Рис. 7. Неизвестный мастер. Так называемый «Ларец Цельтиса», 31 × 31 × 31 см, 1508, Вена, Музей истории искусств. – Ларец, который Конрад Цельтис (1459–1508) поручил изготовить незадолго до смерти, предназначался для регалий, полученных им при увенчании в качестве поэта-лауреата; это событие имело место на Нюрнбернгском рейхстаге 1487 года, в присутствии Фридриха III, императора Священной Римской империи. Начиная с 1497 года Цельтис преподавал в Венском университете, а потому и ларец был сработан в Вене. Сидящий на Парнасе Аполлон играет на фиделе – в этом образе воплотилось и поэтическое самосознание Цельтиса, и в то же время апелляция к античной музыке (притом что тогдашние представления о ней не были и не могли быть сколько-нибудь конкретными).

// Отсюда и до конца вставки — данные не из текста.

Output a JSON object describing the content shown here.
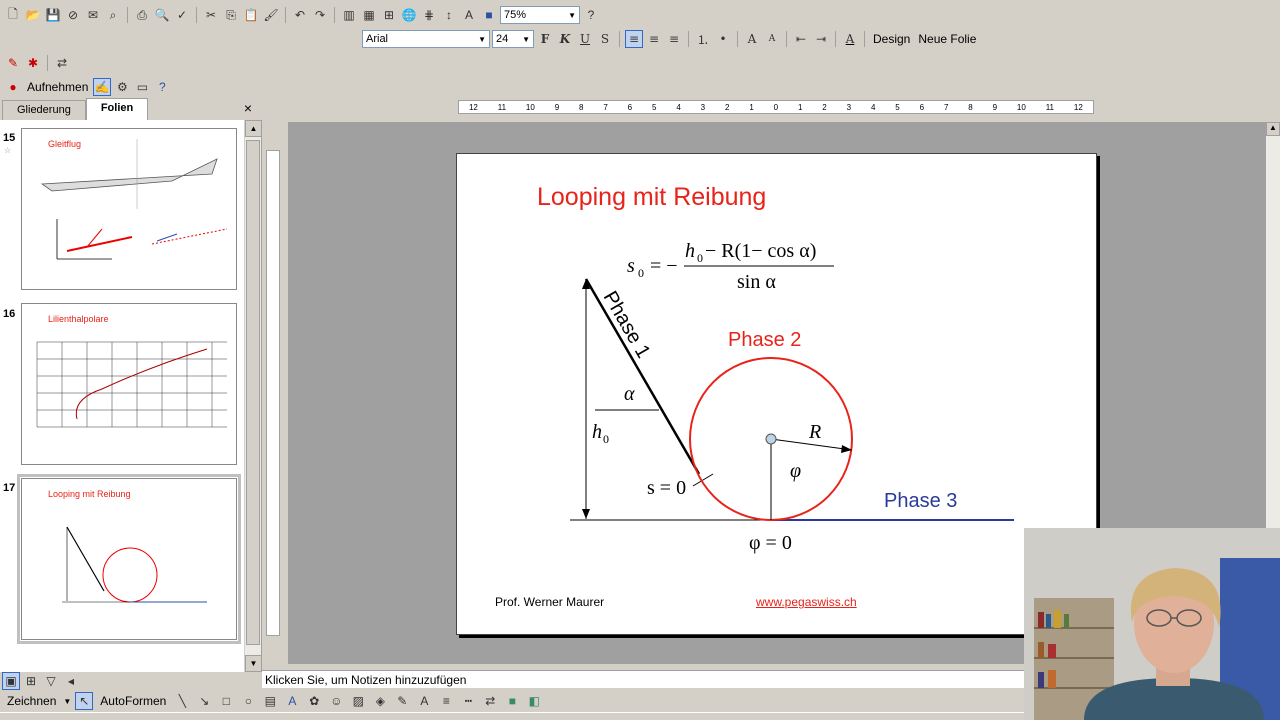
{
  "toolbar1": {
    "zoom": "75%",
    "help_icon": "help-icon"
  },
  "toolbar2": {
    "font": "Arial",
    "size": "24",
    "bold": "F",
    "italic": "K",
    "underline": "U",
    "shadow": "S",
    "design_label": "Design",
    "new_slide_label": "Neue Folie"
  },
  "toolbar3": {
    "record_label": "Aufnehmen"
  },
  "panel": {
    "tab_outline": "Gliederung",
    "tab_slides": "Folien",
    "close": "×"
  },
  "slides": [
    {
      "num": "15",
      "title": "Gleitflug"
    },
    {
      "num": "16",
      "title": "Lilienthalpolare"
    },
    {
      "num": "17",
      "title": "Looping mit Reibung"
    }
  ],
  "ruler": {
    "h_labels": [
      "12",
      "11",
      "10",
      "9",
      "8",
      "7",
      "6",
      "5",
      "4",
      "3",
      "2",
      "1",
      "0",
      "1",
      "2",
      "3",
      "4",
      "5",
      "6",
      "7",
      "8",
      "9",
      "10",
      "11",
      "12"
    ]
  },
  "slide": {
    "title": "Looping mit Reibung",
    "phase1": "Phase 1",
    "phase2": "Phase 2",
    "phase3": "Phase 3",
    "alpha": "α",
    "h0": "h",
    "h0_sub": "0",
    "s0_eq": "s = 0",
    "R": "R",
    "phi": "φ",
    "phi_eq": "φ = 0",
    "footer_left": "Prof. Werner Maurer",
    "footer_right": "www.pegaswiss.ch",
    "formula_lhs": "s",
    "formula_lhs_sub": "0",
    "formula_eq": "= −",
    "formula_num": "h",
    "formula_num_sub": "0",
    "formula_num_rest": " − R(1− cos α)",
    "formula_den": "sin α"
  },
  "notes_placeholder": "Klicken Sie, um Notizen hinzuzufügen",
  "drawbar": {
    "draw_label": "Zeichnen",
    "autoshapes_label": "AutoFormen"
  }
}
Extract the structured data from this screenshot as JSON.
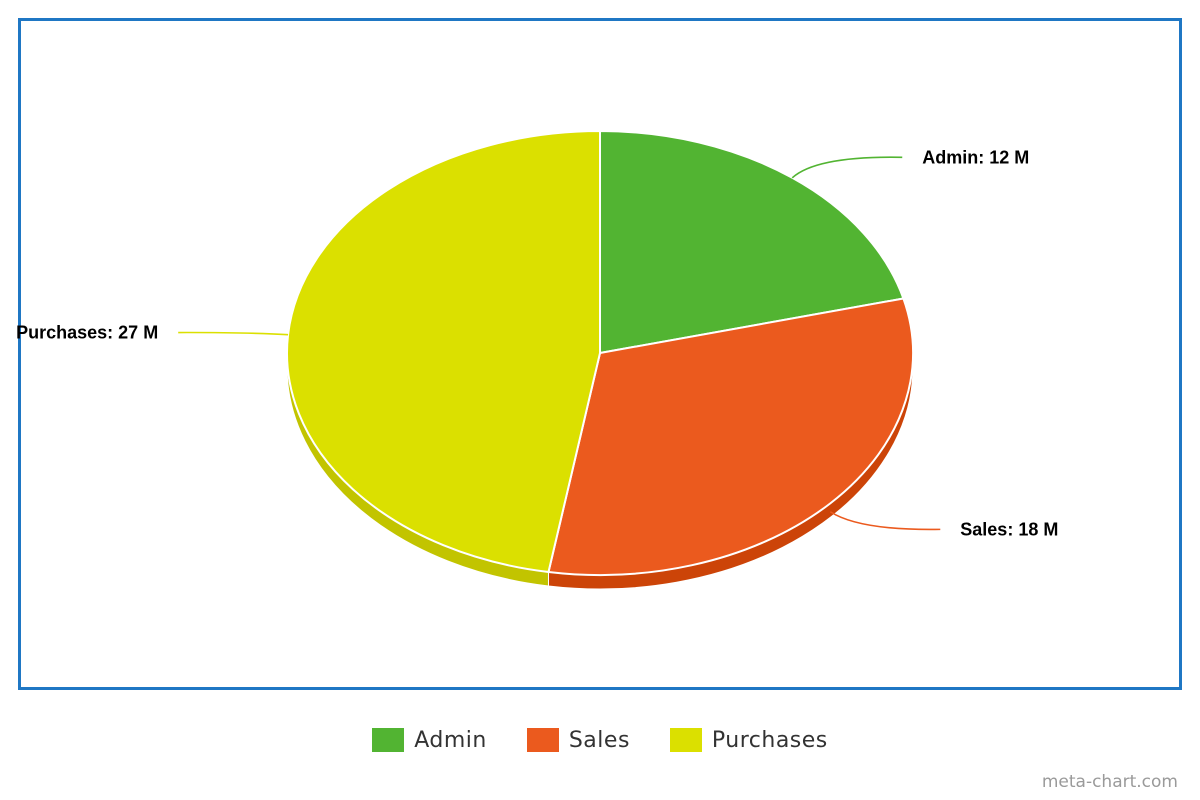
{
  "chart_data": {
    "type": "pie",
    "title": "",
    "unit_suffix": "M",
    "slices": [
      {
        "name": "Admin",
        "value": 12,
        "label": "Admin: 12 M",
        "color": "#52b432",
        "side_color": "#3f8f25"
      },
      {
        "name": "Sales",
        "value": 18,
        "label": "Sales: 18 M",
        "color": "#eb5a1e",
        "side_color": "#cc4408"
      },
      {
        "name": "Purchases",
        "value": 27,
        "label": "Purchases: 27 M",
        "color": "#dbe000",
        "side_color": "#c2c400"
      }
    ],
    "legend_position": "bottom",
    "legend": [
      {
        "label": "Admin",
        "color": "#52b432"
      },
      {
        "label": "Sales",
        "color": "#eb5a1e"
      },
      {
        "label": "Purchases",
        "color": "#dbe000"
      }
    ]
  },
  "watermark": "meta-chart.com",
  "frame_color": "#1f77c4"
}
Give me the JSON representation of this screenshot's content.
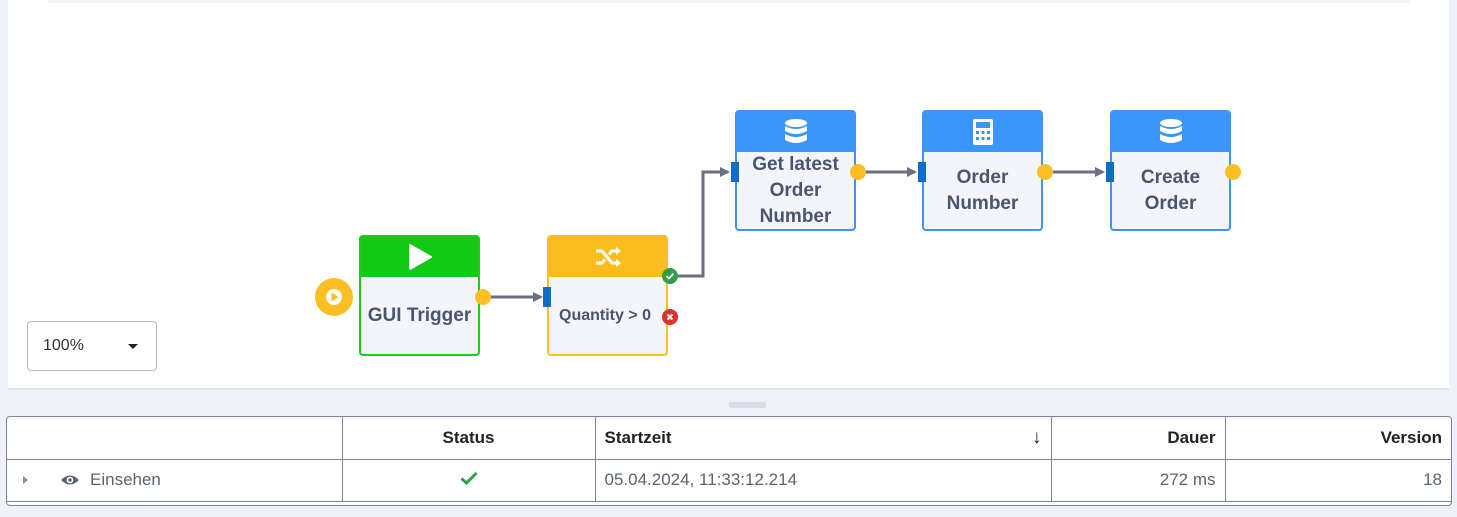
{
  "colors": {
    "trigger": "#13c913",
    "condition": "#fbbd1d",
    "action": "#3b96fb",
    "port": "#fbbf24",
    "connector": "#6b6f86",
    "success": "#2f9e44",
    "failure": "#e03131"
  },
  "flow": {
    "nodes": [
      {
        "id": "gui-trigger",
        "label": "GUI Trigger",
        "icon": "play-icon"
      },
      {
        "id": "quantity-check",
        "label": "Quantity > 0",
        "icon": "shuffle-icon"
      },
      {
        "id": "get-latest-order-number",
        "label": "Get latest Order Number",
        "icon": "database-icon"
      },
      {
        "id": "order-number",
        "label": "Order Number",
        "icon": "calculator-icon"
      },
      {
        "id": "create-order",
        "label": "Create Order",
        "icon": "database-icon"
      }
    ]
  },
  "zoom": {
    "value": "100%"
  },
  "table": {
    "columns": {
      "status": "Status",
      "start": "Startzeit",
      "duration": "Dauer",
      "version": "Version"
    },
    "sort_indicator": "↓",
    "rows": [
      {
        "action": "Einsehen",
        "status_icon": "check-icon",
        "start": "05.04.2024, 11:33:12.214",
        "duration": "272 ms",
        "version": "18"
      }
    ]
  }
}
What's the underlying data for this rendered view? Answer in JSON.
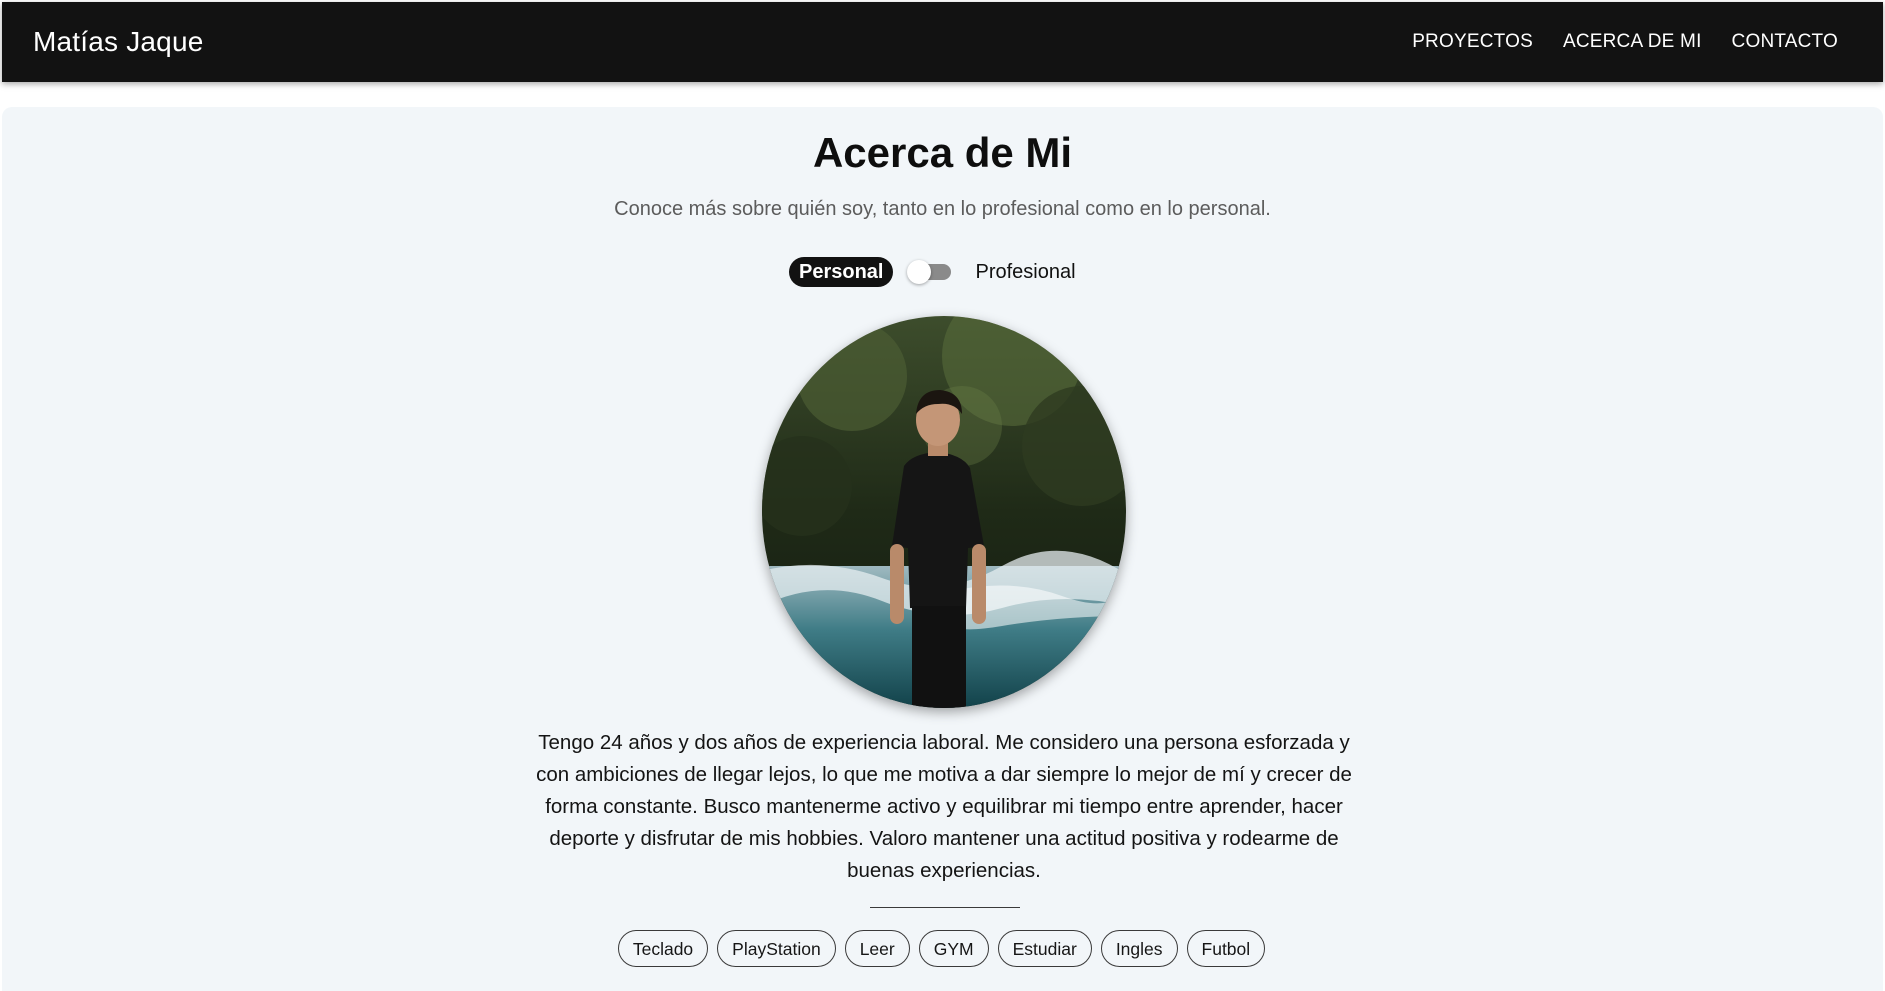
{
  "navbar": {
    "brand": "Matías Jaque",
    "links": [
      "PROYECTOS",
      "ACERCA DE MI",
      "CONTACTO"
    ]
  },
  "about": {
    "title": "Acerca de Mi",
    "subtitle": "Conoce más sobre quién soy, tanto en lo profesional como en lo personal.",
    "toggle": {
      "left_label": "Personal",
      "right_label": "Profesional",
      "state": "Personal"
    },
    "bio": "Tengo 24 años y dos años de experiencia laboral. Me considero una persona esforzada y con ambiciones de llegar lejos, lo que me motiva a dar siempre lo mejor de mí y crecer de forma constante. Busco mantenerme activo y equilibrar mi tiempo entre aprender, hacer deporte y disfrutar de mis hobbies. Valoro mantener una actitud positiva y rodearme de buenas experiencias.",
    "hobbies": [
      "Teclado",
      "PlayStation",
      "Leer",
      "GYM",
      "Estudiar",
      "Ingles",
      "Futbol"
    ]
  },
  "colors": {
    "navbar_bg": "#121212",
    "panel_bg": "#f2f6f9",
    "accent": "#121212"
  }
}
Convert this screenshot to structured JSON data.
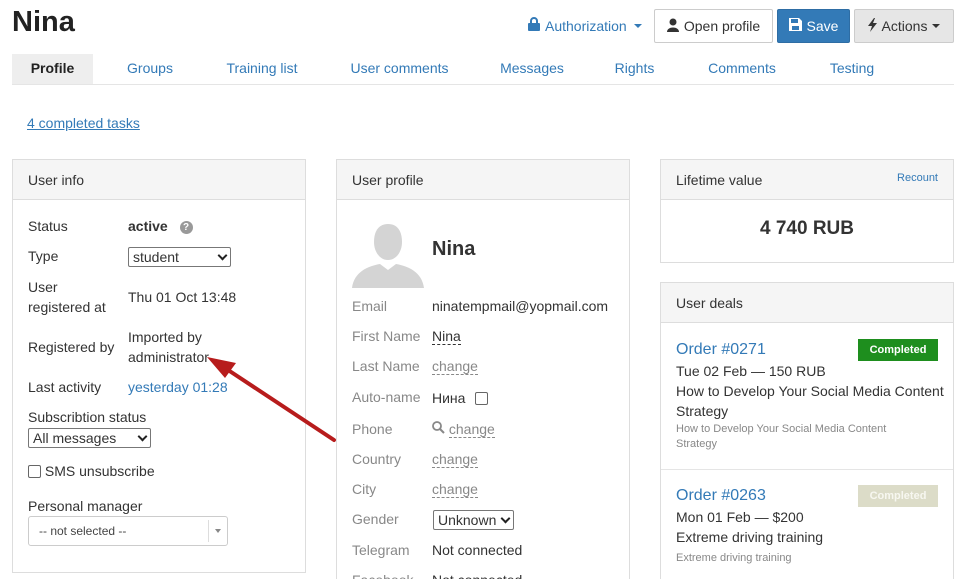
{
  "header": {
    "title": "Nina",
    "authorization_label": "Authorization",
    "open_profile_label": "Open profile",
    "save_label": "Save",
    "actions_label": "Actions"
  },
  "tabs": [
    {
      "label": "Profile",
      "active": true
    },
    {
      "label": "Groups"
    },
    {
      "label": "Training list"
    },
    {
      "label": "User comments"
    },
    {
      "label": "Messages"
    },
    {
      "label": "Rights"
    },
    {
      "label": "Comments"
    },
    {
      "label": "Testing"
    }
  ],
  "completed_tasks_link": "4 completed tasks",
  "user_info": {
    "title": "User info",
    "status_label": "Status",
    "status_value": "active",
    "type_label": "Type",
    "type_value": "student",
    "registered_label_1": "User",
    "registered_label_2": "registered at",
    "registered_value": "Thu 01 Oct 13:48",
    "registered_by_label": "Registered by",
    "registered_by_value_1": "Imported by",
    "registered_by_value_2": "administrator",
    "last_activity_label": "Last activity",
    "last_activity_value": "yesterday 01:28",
    "subscription_label": "Subscribtion status",
    "subscription_value": "All messages",
    "sms_label": "SMS unsubscribe",
    "manager_label": "Personal manager",
    "manager_value": "-- not selected --"
  },
  "user_profile": {
    "title": "User profile",
    "name": "Nina",
    "email_label": "Email",
    "email_value": "ninatempmail@yopmail.com",
    "first_name_label": "First Name",
    "first_name_value": "Nina",
    "last_name_label": "Last Name",
    "last_name_value": "change",
    "auto_name_label": "Auto-name",
    "auto_name_value": "Нина",
    "phone_label": "Phone",
    "phone_value": "change",
    "country_label": "Country",
    "country_value": "change",
    "city_label": "City",
    "city_value": "change",
    "gender_label": "Gender",
    "gender_value": "Unknown",
    "telegram_label": "Telegram",
    "telegram_value": "Not connected",
    "facebook_label": "Facebook",
    "facebook_value": "Not connected"
  },
  "lifetime": {
    "title": "Lifetime value",
    "recount_label": "Recount",
    "value": "4 740 RUB"
  },
  "deals": {
    "title": "User deals",
    "items": [
      {
        "order": "Order #0271",
        "status": "Completed",
        "status_color": "#1e8e1e",
        "date_price": "Tue 02 Feb — 150 RUB",
        "product_1": "How to Develop Your Social Media Content",
        "product_2": "Strategy",
        "small_1": "How to Develop Your Social Media Content",
        "small_2": "Strategy"
      },
      {
        "order": "Order #0263",
        "status": "Completed",
        "status_color": "#dcdcc8",
        "date_price": "Mon 01 Feb — $200",
        "product_1": "Extreme driving training",
        "small_1": "Extreme driving training"
      }
    ]
  },
  "colors": {
    "link": "#337ab7",
    "save_button": "#337ab7",
    "annotation_arrow": "#b71c1c"
  },
  "icons": [
    "lock-icon",
    "user-icon",
    "floppy-disk-icon",
    "bolt-icon",
    "help-icon",
    "search-icon",
    "avatar-placeholder-icon"
  ]
}
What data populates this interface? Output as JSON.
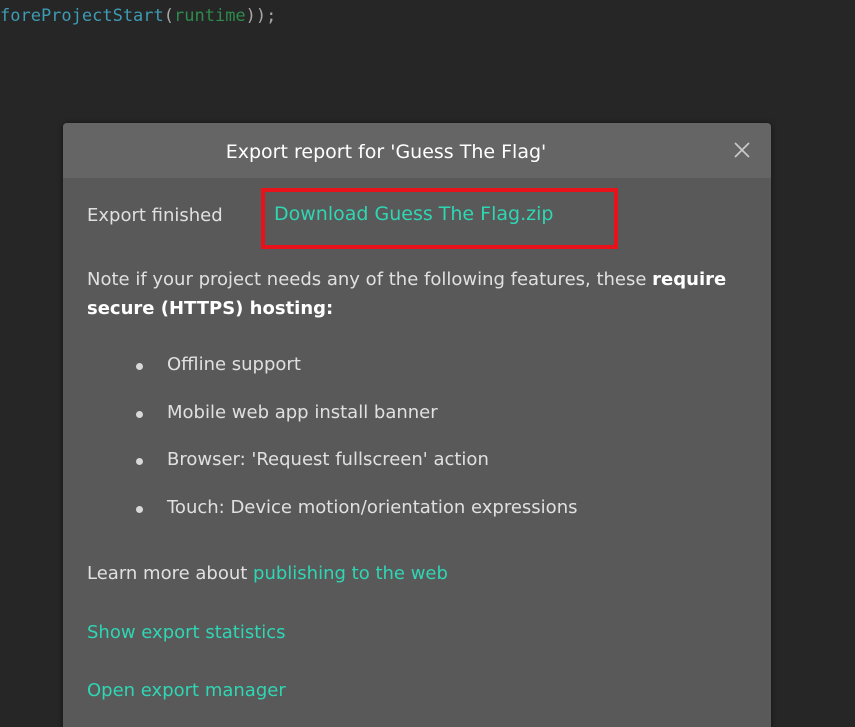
{
  "code": {
    "fn_text": "foreProjectStart",
    "open_paren": "(",
    "arg_text": "runtime",
    "close_text": "));"
  },
  "dialog": {
    "title": "Export report for 'Guess The Flag'",
    "close_icon": "close-icon",
    "export_status": "Export finished",
    "download_link": "Download Guess The Flag.zip",
    "note_prefix": "Note if your project needs any of the following features, these ",
    "note_bold": "require secure (HTTPS) hosting:",
    "features": [
      "Offline support",
      "Mobile web app install banner",
      "Browser: 'Request fullscreen' action",
      "Touch: Device motion/orientation expressions"
    ],
    "learn_more_prefix": "Learn more about ",
    "learn_more_link": "publishing to the web",
    "show_stats_link": "Show export statistics",
    "export_manager_link": "Open export manager"
  },
  "colors": {
    "link": "#2fd6b4",
    "highlight": "#e8121b",
    "dialog_bg": "#595959",
    "header_bg": "#656565"
  }
}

Своеобразие эпохи Ренессанса, новое качество музыкальной культуры заключалось в понимании тех напряжений, которыми была проникнута музыкальная реальность, окружавшая тогдашнего человека. Такое осознание было невероятно продуктивным, ибо бьющее через край разнообразие музыкальных явлений, в XIV веке еще неведомое, постоянно демонстрировало слуху и взорам все эти разграничения. Дифференциация музыкальных реальностей, в которых жили разные люди одной эпохи, стала одной из главных примет Нового времени. Начало такой дифференциации положила эпоха Ренессанса с присущим ей осознанием щедрого, захватывающего изобилия в самой музыке (именно на таком богатстве делал акцент Кастильоне). Уникальность такого опыта, как и его нарастающая дифференциация, были принципиально новым феноменом еще и по той причине, что в результате явились на свет совершенно различные способы воспринимать музыку, думать о ней, разграничивать специфические сферы музыкального – и, соответственно, по-разному и в разной мере заботиться о сохранности разных видов музыки, а иные из них вовсе придавать забвению. Живший в Льеже около 1420 года помощник регента Жан Франсуа де Жемблако сочинил мотет в честь Девы Марии, в котором не только рискнул прибегнуть к пятиголосию, но и снабдил один из голосов пометой trompetta («труба»). Перед нами очень ранний пример продуктивного экспериментирования с разными музыкальными сферами. Этот процесс – один из характерных признаков Ренессанса. Заданной им динамике положила конец лишь нынешняя эпоха: победное шествие технических средств воспроизведения привело к уравниванию всего и вся, а также к тому, что стала записываться и сохраняться любая музыка без разбору.

вернуться

13

Впервые Лассо обратился к этому жанру в 1555 году.